My parents receive telemarketing and scam calls (as we all do), so I never thought much of it.
I’ve spent a lot of time at my parents house this year. Which meant I’ve been there having the phone ring 15-25 times / day. A high percentage of their calls are targeted scams towards the elderly. I decided they (and I) had had enough. I moved their Spectrum VOIP phone service (and number) to MagicJack.
Magicjack has call screening. Nothing complicated, just a message that plays to the effect of, “The number you have dialed has call screening, please press [n]” (where [n] is a number from 0-9). It blocks probably 95% of the calls. Not perfect, because “The number you have dialed…” is the same beginning to “… has been disconnected or is no longer in service”. There’s no way to adjust that message. But it stops 95% of incoming spam calls.
One of the most aggressive, with actual humans on the other end, soon learned they could just press the number and get through. These guys call often enough that they know my mother’s voice on the phone. I would dutifully add the number to call blocking, but as we all know, Caller ID can be readily faked.
In this case I started to see a pattern. All the calls coming in were from the same area in Florida (Pompano Beach). After blocking a half-dozen of the (954) area code calls, the area code switched to (786), and then added to the mix (561) — all the same region of Florida.
I called on occasion, and would ask to be added to a do-not-call list. They, generally, laughed at me.
Then I called back, and tried something different. I said, “Hi! I’m returning your call. You called me about a travel package? This is Ted Anderson.” What proceeded was an aggravating call. They told me they were calling because I’d attended a time share presentation years ago. I hadn’t met all of the criterion for the time share presentation, and now I owned them money. Debate ensued, with my owing them thousands of dollars. I was transferred to a “Senior Manager” and then a “Director”, all assuring me that they were correct, and I owned them money.
Let’s be perfectly clear here. I called, with a made-up name, from a different phone number. And they told me I owned them money. This was not a legitimate business.
OK, so that pissed me off. After speaking with my father, I reconfigured my parents’ MagicJack to forward to my own phone. THAT stops all calls from going to my parents, at the cost of a very expensive call screening service — me.

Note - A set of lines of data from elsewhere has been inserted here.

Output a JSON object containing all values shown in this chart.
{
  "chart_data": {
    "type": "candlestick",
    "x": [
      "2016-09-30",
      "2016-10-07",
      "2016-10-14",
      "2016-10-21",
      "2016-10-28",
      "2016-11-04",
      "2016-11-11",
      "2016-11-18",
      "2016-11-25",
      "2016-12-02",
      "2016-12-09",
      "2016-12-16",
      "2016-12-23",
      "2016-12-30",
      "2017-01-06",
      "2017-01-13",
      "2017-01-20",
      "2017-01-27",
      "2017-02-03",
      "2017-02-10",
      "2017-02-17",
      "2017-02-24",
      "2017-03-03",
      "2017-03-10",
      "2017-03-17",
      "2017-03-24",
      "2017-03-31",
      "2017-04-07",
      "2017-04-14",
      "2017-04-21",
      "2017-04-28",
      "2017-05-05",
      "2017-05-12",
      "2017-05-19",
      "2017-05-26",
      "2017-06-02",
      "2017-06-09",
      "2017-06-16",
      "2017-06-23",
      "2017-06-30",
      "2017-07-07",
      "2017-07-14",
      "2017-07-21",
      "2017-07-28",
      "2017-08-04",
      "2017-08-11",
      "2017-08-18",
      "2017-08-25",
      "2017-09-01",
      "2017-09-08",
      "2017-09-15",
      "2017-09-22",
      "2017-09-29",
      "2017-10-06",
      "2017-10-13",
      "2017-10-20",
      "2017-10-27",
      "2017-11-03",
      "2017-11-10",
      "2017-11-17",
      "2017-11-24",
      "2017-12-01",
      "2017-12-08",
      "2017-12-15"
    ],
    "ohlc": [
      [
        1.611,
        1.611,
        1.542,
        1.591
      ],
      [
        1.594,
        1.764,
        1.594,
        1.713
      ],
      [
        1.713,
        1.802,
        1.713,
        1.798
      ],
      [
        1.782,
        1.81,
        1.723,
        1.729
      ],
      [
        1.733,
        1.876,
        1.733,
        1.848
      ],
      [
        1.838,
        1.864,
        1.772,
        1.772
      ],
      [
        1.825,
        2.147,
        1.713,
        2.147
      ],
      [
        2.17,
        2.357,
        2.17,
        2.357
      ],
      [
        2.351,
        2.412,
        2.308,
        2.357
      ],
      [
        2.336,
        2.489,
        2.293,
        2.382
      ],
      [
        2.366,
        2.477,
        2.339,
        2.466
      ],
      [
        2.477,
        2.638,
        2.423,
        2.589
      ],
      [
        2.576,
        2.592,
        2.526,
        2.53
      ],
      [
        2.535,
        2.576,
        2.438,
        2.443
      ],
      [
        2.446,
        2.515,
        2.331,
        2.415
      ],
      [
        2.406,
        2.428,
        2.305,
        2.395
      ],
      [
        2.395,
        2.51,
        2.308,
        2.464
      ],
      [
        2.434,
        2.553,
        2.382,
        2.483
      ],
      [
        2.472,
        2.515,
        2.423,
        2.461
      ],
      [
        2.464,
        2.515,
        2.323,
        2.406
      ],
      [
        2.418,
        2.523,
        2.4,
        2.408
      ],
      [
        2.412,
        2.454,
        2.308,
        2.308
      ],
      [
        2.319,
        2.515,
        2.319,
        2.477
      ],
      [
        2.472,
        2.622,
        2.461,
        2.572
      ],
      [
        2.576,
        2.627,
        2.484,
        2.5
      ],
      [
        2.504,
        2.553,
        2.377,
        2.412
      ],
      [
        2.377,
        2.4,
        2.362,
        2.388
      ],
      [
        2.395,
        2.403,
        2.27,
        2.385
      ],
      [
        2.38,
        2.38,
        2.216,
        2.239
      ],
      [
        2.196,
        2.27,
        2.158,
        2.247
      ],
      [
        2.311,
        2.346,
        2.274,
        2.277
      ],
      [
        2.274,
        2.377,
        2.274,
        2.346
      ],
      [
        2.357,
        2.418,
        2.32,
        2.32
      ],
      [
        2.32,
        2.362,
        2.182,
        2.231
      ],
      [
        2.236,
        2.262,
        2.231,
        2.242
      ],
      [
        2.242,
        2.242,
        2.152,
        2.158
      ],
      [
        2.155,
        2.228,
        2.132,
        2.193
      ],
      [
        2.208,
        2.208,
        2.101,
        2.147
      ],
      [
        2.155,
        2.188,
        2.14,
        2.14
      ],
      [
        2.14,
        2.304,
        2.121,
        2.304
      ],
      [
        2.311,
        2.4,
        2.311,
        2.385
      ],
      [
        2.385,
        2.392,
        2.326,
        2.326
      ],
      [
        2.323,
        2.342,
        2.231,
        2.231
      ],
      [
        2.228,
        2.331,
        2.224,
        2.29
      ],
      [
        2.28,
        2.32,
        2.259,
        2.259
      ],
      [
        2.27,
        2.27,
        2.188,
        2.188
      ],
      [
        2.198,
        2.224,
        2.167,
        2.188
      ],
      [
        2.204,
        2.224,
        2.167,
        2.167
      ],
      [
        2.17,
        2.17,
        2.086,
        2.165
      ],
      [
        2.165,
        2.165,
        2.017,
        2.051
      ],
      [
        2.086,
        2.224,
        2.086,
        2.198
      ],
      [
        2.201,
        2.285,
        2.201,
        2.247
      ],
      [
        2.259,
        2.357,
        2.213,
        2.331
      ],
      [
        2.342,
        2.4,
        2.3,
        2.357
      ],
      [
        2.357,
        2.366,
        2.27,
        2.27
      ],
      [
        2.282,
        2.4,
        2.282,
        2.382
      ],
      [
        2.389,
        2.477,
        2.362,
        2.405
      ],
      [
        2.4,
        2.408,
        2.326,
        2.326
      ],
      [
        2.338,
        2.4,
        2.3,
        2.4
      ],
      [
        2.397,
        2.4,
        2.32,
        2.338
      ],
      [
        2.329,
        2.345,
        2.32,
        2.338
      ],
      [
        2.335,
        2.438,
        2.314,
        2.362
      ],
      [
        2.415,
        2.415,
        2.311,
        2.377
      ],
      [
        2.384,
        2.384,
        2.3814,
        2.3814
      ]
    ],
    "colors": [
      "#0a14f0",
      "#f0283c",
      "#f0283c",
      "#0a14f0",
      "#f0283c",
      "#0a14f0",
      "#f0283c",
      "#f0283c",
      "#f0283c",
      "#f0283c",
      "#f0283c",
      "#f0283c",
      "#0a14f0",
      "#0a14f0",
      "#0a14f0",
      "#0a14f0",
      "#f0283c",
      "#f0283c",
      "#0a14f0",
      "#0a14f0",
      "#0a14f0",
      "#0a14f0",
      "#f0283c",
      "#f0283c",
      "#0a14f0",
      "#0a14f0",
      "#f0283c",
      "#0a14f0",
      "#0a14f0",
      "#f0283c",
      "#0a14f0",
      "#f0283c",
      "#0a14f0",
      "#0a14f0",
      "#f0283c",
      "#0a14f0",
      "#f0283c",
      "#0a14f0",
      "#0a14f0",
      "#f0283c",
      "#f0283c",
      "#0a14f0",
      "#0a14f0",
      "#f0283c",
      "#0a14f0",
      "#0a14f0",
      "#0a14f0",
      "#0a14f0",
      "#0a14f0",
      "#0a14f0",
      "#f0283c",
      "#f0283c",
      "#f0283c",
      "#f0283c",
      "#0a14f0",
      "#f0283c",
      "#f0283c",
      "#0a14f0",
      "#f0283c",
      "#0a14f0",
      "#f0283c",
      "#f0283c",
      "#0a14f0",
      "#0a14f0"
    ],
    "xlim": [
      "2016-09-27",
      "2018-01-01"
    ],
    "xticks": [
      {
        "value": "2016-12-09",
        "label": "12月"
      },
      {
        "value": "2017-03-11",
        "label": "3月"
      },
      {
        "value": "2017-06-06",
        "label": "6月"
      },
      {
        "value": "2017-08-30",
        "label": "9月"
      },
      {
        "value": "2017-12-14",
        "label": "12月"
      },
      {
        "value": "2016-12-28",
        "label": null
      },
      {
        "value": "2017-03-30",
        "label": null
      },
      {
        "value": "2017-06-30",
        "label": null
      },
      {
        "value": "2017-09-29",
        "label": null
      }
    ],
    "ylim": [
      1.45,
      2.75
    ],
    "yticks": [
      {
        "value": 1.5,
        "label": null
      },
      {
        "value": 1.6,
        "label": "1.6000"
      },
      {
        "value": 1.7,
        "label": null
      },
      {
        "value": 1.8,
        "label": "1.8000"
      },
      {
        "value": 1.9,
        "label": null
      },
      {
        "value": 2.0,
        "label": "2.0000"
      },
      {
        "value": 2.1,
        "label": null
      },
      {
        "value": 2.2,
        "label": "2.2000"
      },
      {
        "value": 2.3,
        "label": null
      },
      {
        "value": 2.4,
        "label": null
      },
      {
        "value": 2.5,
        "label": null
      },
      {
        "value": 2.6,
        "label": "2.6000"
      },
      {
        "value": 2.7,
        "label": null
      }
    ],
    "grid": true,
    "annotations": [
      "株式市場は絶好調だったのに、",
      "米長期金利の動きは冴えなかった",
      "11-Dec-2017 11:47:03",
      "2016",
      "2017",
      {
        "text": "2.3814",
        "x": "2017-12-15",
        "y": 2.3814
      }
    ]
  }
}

And of course they kept calling. I loaded an autodialer on my phone, and used it to harass those calling, and–when they eventually would sent me to voice mail–max out their voice mail boxes. Along with the occasional completed call with voices in the background asking how they could block the number, and make it STOP. I did learn there had to be audio on the phone for Voice Mail to store the call, so I set up this to play in the background.
That was still a moderately manual process, and involved listening to a LOT of Rick Astley. Time to see if all these IT skills are good for anything. I knew it was possible to forge caller ID. What could I do here?
That lead down a rabbit hole. One involving virtual machines, Linux servers, Amazon Cloud Computing, SIP providers, phone exchanges, bash scripts, and a variety of other open source software. But by the time I was done, I had a full-blown Asterisk PBX (telephone exchange) set up on an EC2 instance. I have a enterprise-class phone setup with the same power and complexity of those calling me.
They can’t block it, because the caller ID is one of their phone numbers –“The call is coming from inside the house”. When they call, I call the number back (to confirm it’s really them). Then, with a couple of scripts, I can auto-dial that number back… a few times…
The following numbers have been identified as spam/telemarketing/scam:
1(954)826-2910
1(954)597-5065
1(954)876-1581
1(954)951-7193
1(954)826-2990
1(954)530-6914
1(954)931-6899
1(954)642-8805
1(954)773-9925
1(786)342-2104
1(786)372-9014
1(786)368-9631
1(561)880-7595
1(561)303-5877
1(561)633-7926
1(954)870-5580
1(954)990-6565
1(770)783-1744
Fortunately, no one would ever inappropriately scrape phone numbers from a web site for more calls.